Aortic valve replacement relieves symptoms and improves survival; however, it exposes patients to prosthesis-related complications which may be more relevant in BAV patients who tend to be younger at time of surgical intervention. As a result, patients with noncalcified, mobile, and predominantly insufficient bicuspid aortic valve cusps with cuspal orientation near 180° should be considered for aortic valve sparing procedures. Aortic valve reimplantation and aortic root remodeling techniques allow for native valve preservation while simultaneously treating the aortic root aneurysm (Figures 6(a), 6(b), and 7) and have been performed with excellent results [134138]. These aortic valve repair procedures for BAV have been most successful when the underlying insufficient BAV is a result of annular dilatation and/or cuspal prolapse, rather than restrictive cuspal motion which has a higher rate of recurrent aortic insufficiency [137]. Freedom from reoperation and recurrent AI rates after valve sparing procedures are similar in individuals with both bicuspid and tricuspid aortic valves [136, 137] and these procedures remain an excellent way of treating a pliable BAV and avoiding late complications associated with the implantation of an aortic valve prosthesis.

Figure 6.

Figure 6

(a) Intraoperative photograph demonstrating the bicuspid aortic valve in situ with the raphe between the left- and right-coronary cusps. (b) Intraoperative photograph demonstrating the results of the valve sparing aortic root replacement using the reimplantation technique. The free margin of the conjoined cusp was plicated and the free margin of the nonconjoined cusp underwent a triangular resection.

Figure 7.

Figure 7

Postoperative transesophageal echocardiogram demonstrating good coaptation of the repaired aortic valve (a), without any residual aortic insufficiency on colour flow Doppler (b).
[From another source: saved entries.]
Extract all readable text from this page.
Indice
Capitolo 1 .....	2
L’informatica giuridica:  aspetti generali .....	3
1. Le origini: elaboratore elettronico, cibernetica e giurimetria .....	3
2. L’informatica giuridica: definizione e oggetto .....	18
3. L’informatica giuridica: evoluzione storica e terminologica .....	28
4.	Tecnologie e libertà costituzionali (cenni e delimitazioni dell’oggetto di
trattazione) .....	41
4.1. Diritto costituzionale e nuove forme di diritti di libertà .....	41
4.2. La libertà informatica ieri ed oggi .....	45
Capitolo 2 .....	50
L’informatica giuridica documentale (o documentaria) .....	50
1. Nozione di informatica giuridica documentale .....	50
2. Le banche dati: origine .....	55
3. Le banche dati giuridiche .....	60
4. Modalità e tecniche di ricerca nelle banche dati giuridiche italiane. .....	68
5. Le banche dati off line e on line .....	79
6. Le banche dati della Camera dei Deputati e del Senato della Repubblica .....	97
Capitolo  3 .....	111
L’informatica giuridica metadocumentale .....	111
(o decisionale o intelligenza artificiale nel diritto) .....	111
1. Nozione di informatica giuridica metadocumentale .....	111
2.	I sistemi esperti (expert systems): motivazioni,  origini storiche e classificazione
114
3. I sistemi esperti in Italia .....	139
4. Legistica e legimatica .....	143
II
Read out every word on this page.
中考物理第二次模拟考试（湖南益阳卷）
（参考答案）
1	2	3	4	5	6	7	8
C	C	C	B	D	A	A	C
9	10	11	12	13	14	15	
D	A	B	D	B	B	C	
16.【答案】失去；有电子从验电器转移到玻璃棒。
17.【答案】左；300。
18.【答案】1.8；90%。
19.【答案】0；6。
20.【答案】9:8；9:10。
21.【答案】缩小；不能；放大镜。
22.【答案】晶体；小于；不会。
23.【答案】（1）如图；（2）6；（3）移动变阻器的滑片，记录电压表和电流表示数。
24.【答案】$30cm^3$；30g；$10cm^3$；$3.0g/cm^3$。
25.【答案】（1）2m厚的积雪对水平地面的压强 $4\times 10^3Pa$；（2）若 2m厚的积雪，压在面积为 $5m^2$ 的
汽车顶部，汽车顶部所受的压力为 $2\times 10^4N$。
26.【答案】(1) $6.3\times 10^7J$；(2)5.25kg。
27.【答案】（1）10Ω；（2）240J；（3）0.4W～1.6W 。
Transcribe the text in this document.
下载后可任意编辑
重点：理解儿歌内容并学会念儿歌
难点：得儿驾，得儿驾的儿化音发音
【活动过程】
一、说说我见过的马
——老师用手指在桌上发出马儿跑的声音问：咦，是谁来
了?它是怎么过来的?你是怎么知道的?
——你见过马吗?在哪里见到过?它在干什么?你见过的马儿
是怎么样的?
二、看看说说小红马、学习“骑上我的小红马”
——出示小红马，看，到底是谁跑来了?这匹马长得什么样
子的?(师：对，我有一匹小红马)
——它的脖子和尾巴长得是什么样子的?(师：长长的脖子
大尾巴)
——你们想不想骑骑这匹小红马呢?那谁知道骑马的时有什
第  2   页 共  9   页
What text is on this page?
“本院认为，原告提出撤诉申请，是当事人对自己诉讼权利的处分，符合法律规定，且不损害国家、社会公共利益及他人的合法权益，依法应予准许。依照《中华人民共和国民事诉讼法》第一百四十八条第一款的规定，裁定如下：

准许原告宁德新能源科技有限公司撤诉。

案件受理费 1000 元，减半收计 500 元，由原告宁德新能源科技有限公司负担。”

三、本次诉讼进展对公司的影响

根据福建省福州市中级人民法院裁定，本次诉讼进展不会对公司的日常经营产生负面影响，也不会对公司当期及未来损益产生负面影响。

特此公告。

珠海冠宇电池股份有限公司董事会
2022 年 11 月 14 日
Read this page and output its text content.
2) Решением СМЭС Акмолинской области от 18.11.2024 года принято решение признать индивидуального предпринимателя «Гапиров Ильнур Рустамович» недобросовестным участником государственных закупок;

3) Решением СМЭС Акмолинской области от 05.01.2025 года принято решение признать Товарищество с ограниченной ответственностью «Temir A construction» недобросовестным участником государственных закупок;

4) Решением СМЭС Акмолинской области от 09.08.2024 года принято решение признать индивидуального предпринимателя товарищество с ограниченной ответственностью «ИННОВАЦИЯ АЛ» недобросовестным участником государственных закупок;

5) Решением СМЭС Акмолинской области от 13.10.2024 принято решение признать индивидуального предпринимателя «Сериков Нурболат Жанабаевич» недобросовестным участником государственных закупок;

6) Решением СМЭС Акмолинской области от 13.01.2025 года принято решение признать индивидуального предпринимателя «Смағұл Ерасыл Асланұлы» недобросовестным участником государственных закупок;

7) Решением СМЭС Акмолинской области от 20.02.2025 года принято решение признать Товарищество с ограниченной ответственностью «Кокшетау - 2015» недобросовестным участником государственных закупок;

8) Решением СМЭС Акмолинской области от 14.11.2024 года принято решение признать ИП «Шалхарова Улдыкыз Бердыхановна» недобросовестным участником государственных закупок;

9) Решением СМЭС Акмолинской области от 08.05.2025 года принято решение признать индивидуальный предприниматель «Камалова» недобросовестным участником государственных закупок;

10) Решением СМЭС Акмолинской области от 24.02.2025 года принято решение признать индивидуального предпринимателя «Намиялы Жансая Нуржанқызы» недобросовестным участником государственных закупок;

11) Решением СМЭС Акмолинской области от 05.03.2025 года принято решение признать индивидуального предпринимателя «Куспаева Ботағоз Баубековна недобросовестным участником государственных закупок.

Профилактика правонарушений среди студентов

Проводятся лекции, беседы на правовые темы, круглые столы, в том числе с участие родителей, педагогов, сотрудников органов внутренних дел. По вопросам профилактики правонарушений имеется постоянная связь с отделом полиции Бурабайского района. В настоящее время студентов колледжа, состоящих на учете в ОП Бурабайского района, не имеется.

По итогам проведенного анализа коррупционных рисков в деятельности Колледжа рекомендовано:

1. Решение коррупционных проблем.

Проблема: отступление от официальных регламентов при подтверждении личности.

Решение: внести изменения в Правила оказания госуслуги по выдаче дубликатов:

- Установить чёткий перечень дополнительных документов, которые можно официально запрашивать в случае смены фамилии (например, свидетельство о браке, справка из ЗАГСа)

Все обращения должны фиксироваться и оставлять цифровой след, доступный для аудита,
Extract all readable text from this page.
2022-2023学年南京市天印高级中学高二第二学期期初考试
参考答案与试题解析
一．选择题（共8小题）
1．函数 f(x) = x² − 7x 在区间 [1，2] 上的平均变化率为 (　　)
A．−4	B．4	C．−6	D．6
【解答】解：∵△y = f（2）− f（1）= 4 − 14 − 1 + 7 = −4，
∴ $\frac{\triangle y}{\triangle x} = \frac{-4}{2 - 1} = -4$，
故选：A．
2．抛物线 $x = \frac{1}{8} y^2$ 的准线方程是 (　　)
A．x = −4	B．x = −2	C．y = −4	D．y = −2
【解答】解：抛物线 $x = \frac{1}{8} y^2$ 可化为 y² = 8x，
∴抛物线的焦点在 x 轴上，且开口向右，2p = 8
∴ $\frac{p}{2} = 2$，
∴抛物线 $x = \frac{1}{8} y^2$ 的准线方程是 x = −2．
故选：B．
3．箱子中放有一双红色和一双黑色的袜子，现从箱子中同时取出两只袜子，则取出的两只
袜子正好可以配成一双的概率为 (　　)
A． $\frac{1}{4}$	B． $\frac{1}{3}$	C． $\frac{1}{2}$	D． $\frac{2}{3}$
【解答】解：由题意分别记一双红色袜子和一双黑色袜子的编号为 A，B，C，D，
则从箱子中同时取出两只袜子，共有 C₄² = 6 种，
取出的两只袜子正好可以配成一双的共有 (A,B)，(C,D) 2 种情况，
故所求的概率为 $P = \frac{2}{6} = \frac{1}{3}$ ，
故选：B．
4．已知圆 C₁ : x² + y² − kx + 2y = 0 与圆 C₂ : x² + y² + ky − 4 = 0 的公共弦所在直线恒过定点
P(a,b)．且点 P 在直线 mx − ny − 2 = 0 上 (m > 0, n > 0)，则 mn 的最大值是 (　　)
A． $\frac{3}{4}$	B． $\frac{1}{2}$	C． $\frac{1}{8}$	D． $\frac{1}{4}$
The Ross procedure is another good surgical option in a selected group of patients with BAV. Although the Ross procedure has added complexity, the associated morbidity and mortality is relatively low, when performed by experienced surgeons [139, 140]. Freedom from reoperation has been reported to be as high as 99% at 13 years [139]; however, durability of the autograft towards the second postoperative decade is questionable [141]. There are also concerns about progressive dilatation of the pulmonary autograft and subsequent need for reintervention in patients with BAV [142] specifically in male patients with aortic insufficiency and a dilated aortic annulus at the time of surgery [140].

10. Summary

Over the past decade, research and clinical investigation has better defined our understanding of the pathophysiology of bicuspid aortic valve disease and brought forward an improved appreciation for the heterogeneous phenotypic presentations. Significant gaps in knowledge persist, making optimal management of patients with bicuspid aortic valves and associated aortic aneurysms challenging. Though many patients will inevitably experience significant valvular dysfunction at some point during their lives, the fate of the ascending aorta remains uncertain. The aortopathy associated with BAV disease certainly predisposes individuals to aortic dilatation, aneurysm formation, and aortic dissection; however, it appears that not all BAV aortas behave similarly. Surgical planning should carefully account for negative prognostic risk factors when addressing the bicuspid aortic valve and ascending aorta and tailor operative strategies to maximize long-term results with minimal perioperative morbidity. In the future, specific genetic and molecular markers may help to identify patients at highest risk for aortic complications.